La validazione è l’antidoto. Validare significa comunicare che comprendiamo la prospettiva dell’altro e che i suoi sentimenti hanno un senso, anche se la nostra visione dei fatti è diversa. Possiamo non essere d’accordo sulla dinamica di un evento, ma possiamo comunque dire: “Capisco che ti sei sentito umiliato quando ho fatto quella battuta davanti ai nostri amici e mi dispiace che tu stia male”.
Quando una persona si sente ascoltata e compresa a livello emotivo, la sua resistenza fisiologica e psicologica diminuisce, abbassa le armi. La validazione crea un terreno comune su cui poi, e solo poi, si può costruire una soluzione pratica o chiarire eventuali malintesi fattuali.
Tecnica 5: accettare l’influenza e cercare il compromesso.
L’ultima tecnica riguarda l’atteggiamento mentale verso il potere nella relazione. Gli studi indicano che le relazioni più stabili sono quelle in cui i partner, specialmente gli uomini nelle coppie eterosessuali (che statisticamente faticano di più in questo ambito), sono disposti ad accettare l’influenza dell’altro. Accettare l’influenza significa prendere in seria considerazione le opinioni e i sentimenti del partner nel processo decisionale, piuttosto che arroccarsi sulla propria posizione per principio.
Questo porta al concetto di compromesso: in un conflitto di coppia raramente esiste una verità assoluta, bensì esistono due realtà soggettive. Cercare il compromesso significa spostarsi dalla domanda “Chi ha ragione?” alla domanda “Cosa possiamo accettare entrambi?”. Gottman suggerisce di visualizzare il problema come due cerchi concentrici:
- il cerchio interno contiene le aree su cui non possiamo cedere perché violerebbero i nostri valori fondamentali;
- il cerchio esterno contiene le aree su cui possiamo essere flessibili.

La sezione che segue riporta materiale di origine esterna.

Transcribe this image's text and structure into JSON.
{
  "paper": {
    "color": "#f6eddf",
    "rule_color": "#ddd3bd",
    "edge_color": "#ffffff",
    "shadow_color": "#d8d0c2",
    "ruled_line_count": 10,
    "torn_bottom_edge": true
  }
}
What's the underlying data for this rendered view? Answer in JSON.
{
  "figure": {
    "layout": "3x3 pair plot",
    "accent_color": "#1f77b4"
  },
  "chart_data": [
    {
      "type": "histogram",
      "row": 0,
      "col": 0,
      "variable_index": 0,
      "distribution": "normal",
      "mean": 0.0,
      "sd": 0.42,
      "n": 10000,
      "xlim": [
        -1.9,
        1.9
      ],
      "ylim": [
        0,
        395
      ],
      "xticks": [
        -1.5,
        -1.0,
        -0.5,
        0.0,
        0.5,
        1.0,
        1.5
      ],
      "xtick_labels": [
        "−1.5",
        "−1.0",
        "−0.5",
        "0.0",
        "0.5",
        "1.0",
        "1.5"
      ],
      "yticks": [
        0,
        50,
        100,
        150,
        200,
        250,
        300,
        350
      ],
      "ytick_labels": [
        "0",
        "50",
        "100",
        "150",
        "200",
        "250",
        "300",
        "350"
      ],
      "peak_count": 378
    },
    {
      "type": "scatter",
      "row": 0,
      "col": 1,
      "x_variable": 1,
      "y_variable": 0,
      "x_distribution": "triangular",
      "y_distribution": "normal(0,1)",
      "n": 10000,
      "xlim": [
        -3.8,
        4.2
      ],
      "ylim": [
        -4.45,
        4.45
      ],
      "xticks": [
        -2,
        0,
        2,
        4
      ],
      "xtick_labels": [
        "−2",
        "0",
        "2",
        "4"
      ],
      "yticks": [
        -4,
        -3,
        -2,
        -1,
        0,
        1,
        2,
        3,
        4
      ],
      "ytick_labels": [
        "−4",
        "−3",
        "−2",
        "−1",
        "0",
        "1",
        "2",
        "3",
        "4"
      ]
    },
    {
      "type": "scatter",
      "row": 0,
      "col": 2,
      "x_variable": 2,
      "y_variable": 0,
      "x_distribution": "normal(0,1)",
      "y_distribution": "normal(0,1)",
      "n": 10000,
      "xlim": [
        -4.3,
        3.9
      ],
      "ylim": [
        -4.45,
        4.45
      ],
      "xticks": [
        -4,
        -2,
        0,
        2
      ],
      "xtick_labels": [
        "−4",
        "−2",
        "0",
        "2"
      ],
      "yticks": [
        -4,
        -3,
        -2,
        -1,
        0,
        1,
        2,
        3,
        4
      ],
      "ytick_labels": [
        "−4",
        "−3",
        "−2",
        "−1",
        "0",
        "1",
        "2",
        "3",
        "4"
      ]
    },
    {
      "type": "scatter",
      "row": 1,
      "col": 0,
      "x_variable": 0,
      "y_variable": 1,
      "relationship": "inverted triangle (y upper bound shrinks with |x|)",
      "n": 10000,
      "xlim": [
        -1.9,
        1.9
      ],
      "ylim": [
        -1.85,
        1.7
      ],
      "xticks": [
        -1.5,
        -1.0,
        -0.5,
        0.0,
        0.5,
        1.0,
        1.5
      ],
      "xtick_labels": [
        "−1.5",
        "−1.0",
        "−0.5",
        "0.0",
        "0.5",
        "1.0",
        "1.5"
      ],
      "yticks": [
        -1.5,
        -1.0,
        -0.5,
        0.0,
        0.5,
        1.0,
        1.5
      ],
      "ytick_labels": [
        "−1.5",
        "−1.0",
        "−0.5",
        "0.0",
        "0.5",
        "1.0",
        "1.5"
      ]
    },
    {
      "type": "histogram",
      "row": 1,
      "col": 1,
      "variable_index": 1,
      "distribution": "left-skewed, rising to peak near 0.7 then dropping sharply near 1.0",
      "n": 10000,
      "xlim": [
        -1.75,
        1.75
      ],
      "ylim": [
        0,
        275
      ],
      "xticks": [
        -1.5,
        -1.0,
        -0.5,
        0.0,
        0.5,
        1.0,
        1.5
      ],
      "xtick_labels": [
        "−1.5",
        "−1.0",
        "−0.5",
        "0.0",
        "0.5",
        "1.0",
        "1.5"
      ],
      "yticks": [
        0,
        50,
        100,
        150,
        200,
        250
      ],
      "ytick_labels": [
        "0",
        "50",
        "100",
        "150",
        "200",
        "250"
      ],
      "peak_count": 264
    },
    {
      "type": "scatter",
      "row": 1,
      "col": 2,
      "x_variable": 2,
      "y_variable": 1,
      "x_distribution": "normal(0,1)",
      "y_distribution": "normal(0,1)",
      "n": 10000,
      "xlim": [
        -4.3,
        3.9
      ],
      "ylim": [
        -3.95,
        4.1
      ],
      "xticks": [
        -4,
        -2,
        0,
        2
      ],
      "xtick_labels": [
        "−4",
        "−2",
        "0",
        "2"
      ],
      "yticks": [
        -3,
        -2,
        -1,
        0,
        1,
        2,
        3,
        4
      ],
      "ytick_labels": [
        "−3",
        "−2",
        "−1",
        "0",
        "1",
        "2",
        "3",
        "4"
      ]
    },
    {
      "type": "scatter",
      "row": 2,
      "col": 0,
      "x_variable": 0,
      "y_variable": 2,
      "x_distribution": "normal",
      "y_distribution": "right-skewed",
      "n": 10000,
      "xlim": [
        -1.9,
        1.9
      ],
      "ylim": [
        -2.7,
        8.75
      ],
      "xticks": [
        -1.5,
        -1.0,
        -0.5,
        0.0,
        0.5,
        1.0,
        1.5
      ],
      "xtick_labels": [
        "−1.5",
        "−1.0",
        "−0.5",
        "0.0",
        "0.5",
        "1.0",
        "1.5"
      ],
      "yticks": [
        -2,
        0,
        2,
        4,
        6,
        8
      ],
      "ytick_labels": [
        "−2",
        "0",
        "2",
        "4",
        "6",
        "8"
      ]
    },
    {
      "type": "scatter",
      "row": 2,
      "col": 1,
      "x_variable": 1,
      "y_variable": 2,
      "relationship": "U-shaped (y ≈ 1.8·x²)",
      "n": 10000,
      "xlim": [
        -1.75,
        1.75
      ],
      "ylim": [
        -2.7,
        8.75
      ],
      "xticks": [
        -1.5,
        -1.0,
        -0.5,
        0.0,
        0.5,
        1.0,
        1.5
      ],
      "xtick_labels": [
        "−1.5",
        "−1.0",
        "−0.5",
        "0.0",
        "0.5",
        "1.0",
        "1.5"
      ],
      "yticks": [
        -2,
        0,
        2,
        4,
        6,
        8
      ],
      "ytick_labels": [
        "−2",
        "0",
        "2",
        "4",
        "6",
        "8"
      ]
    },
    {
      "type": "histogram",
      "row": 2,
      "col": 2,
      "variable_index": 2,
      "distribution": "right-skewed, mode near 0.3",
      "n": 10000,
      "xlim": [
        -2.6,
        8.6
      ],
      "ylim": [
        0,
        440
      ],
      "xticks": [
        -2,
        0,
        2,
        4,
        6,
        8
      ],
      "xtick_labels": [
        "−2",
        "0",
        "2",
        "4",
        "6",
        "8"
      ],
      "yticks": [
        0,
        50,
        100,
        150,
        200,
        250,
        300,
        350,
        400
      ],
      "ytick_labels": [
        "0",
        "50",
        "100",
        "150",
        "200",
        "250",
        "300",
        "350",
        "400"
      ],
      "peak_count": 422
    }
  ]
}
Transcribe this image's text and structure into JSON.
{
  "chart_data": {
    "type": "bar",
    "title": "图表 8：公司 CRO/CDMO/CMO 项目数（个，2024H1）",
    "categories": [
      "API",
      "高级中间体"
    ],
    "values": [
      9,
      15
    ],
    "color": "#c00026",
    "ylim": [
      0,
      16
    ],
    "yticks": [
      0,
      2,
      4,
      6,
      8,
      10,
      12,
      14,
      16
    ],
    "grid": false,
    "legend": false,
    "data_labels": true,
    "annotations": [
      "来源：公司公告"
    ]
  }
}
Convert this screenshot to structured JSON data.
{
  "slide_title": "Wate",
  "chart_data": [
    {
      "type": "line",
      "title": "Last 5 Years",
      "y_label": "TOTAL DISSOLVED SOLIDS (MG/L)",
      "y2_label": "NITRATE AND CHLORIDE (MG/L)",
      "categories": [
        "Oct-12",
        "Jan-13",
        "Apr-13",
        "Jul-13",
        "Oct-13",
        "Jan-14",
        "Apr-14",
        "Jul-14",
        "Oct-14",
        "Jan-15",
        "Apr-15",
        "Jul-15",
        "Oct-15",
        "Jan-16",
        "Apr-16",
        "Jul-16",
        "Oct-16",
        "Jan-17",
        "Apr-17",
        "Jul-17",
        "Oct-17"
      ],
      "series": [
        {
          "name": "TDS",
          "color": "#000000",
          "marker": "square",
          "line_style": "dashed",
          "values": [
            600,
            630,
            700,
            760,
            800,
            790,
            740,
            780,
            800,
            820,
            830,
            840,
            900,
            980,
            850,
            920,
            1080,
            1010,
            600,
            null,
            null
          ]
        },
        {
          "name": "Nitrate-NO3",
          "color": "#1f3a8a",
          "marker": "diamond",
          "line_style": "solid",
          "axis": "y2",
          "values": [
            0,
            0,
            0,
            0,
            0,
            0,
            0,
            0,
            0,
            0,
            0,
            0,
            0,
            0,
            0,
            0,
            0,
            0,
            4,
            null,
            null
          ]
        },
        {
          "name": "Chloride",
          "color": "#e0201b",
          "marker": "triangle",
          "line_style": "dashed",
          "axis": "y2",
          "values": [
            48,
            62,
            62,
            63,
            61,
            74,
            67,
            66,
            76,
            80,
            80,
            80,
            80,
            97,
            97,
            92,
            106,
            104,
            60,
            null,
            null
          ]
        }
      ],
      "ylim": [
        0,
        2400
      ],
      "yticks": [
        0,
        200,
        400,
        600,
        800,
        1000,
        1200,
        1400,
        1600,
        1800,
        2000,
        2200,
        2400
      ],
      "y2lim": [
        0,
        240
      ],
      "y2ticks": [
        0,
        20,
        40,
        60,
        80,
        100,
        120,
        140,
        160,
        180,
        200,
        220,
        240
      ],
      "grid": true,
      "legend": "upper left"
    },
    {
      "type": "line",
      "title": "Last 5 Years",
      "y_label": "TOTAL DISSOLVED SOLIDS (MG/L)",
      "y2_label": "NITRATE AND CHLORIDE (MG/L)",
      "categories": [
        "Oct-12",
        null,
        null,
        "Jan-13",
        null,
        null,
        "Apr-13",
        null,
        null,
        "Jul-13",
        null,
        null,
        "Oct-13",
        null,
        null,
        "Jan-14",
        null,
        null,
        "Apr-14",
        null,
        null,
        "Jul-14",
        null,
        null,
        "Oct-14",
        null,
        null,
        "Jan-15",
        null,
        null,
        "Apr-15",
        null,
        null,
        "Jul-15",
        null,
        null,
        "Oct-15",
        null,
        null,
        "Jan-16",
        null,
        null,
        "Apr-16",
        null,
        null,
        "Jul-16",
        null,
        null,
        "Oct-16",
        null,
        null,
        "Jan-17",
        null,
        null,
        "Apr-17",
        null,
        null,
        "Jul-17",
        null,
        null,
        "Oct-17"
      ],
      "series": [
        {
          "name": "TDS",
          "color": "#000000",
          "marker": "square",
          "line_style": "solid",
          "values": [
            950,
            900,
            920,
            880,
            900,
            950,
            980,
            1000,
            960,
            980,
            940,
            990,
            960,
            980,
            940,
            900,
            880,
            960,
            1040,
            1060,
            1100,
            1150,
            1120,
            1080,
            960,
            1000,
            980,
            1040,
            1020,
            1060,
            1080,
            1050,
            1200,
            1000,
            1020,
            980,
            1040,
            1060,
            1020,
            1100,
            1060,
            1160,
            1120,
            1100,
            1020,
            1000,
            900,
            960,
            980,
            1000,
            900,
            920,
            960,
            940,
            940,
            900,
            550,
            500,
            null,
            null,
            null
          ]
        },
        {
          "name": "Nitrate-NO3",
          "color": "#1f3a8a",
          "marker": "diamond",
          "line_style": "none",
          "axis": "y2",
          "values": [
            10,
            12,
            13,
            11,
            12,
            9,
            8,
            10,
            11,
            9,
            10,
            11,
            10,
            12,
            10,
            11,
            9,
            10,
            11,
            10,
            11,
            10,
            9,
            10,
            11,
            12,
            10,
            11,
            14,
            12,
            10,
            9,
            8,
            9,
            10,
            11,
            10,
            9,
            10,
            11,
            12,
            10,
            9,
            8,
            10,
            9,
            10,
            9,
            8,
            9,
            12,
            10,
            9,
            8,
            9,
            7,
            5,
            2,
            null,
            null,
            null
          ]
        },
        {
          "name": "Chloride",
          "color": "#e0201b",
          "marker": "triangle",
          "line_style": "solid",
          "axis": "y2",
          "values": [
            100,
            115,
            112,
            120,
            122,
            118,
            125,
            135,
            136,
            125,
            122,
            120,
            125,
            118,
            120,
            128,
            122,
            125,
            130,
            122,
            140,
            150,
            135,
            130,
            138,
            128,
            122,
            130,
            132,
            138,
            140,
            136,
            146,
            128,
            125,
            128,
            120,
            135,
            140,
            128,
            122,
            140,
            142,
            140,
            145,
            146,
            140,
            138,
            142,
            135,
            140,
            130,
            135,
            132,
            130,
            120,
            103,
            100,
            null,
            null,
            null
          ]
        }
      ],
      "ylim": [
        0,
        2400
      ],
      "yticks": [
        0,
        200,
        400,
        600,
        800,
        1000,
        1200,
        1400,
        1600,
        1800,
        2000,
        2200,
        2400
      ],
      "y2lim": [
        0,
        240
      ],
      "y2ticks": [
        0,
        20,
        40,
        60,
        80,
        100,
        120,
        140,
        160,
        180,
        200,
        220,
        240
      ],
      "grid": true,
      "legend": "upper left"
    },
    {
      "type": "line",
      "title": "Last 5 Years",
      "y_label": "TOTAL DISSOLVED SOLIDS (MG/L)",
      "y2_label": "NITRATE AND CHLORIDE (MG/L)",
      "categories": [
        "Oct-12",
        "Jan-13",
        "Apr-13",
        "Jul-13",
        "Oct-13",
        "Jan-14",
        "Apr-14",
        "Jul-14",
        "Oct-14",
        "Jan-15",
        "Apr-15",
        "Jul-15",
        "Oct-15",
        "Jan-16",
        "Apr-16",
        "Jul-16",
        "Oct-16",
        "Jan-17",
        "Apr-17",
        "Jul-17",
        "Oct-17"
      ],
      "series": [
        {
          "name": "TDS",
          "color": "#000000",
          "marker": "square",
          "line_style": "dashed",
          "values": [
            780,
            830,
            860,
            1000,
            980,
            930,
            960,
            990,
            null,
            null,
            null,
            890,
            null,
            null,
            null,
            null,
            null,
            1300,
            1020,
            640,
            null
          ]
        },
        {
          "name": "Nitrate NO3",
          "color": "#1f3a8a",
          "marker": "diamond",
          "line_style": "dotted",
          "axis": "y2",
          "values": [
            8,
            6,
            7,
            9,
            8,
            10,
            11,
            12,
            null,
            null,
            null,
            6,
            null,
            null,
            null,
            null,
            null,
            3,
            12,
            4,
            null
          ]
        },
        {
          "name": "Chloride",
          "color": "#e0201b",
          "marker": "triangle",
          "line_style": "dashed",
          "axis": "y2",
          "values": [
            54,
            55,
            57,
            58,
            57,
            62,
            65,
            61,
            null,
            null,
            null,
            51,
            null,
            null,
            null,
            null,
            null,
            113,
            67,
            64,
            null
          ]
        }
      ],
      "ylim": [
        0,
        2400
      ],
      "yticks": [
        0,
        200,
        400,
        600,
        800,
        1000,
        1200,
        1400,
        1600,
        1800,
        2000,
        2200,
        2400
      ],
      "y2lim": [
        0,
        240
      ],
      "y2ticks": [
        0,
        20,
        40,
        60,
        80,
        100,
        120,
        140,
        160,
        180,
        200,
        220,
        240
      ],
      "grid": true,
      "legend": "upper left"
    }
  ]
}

L’obiettivo è rendere il cerchio interno il più piccolo possibile e quello esterno il più grande possibile. Quando entrambi i partner operano con questo approccio, il conflitto smette di essere una guerra di logoramento e diventa un esercizio di problem-solving congiunto.
In conclusione.
Imparare a litigare bene è come apprendere una nuova lingua o uno sport: richiede pratica, pazienza e la volontà di sbagliare e riprovare. Queste cinque tecniche, l’avvio morbido, i tentativi di riparazione, il time-out strategico, la validazione e l’accettazione dell’influenza, servono a creare un contenitore sicuro in cui queste emozioni possano essere espresse senza distruggere il legame che ci unisce.
Ricordiamo che ogni conflitto gestito con rispetto è un’opportunità per conoscere meglio il mondo interiore del nostro partner e per rafforzare la fiducia nella resilienza della coppia.
Se vi accorgete che, nonostante gli sforzi, l’escalation è costante e il recupero impossibile, non esitate a cercare un supporto professionale: a volte un attore terzo neutrale ed esperto è necessario per fornire gli strumenti giusti per sbloccare dinamiche ormai cronicizzate.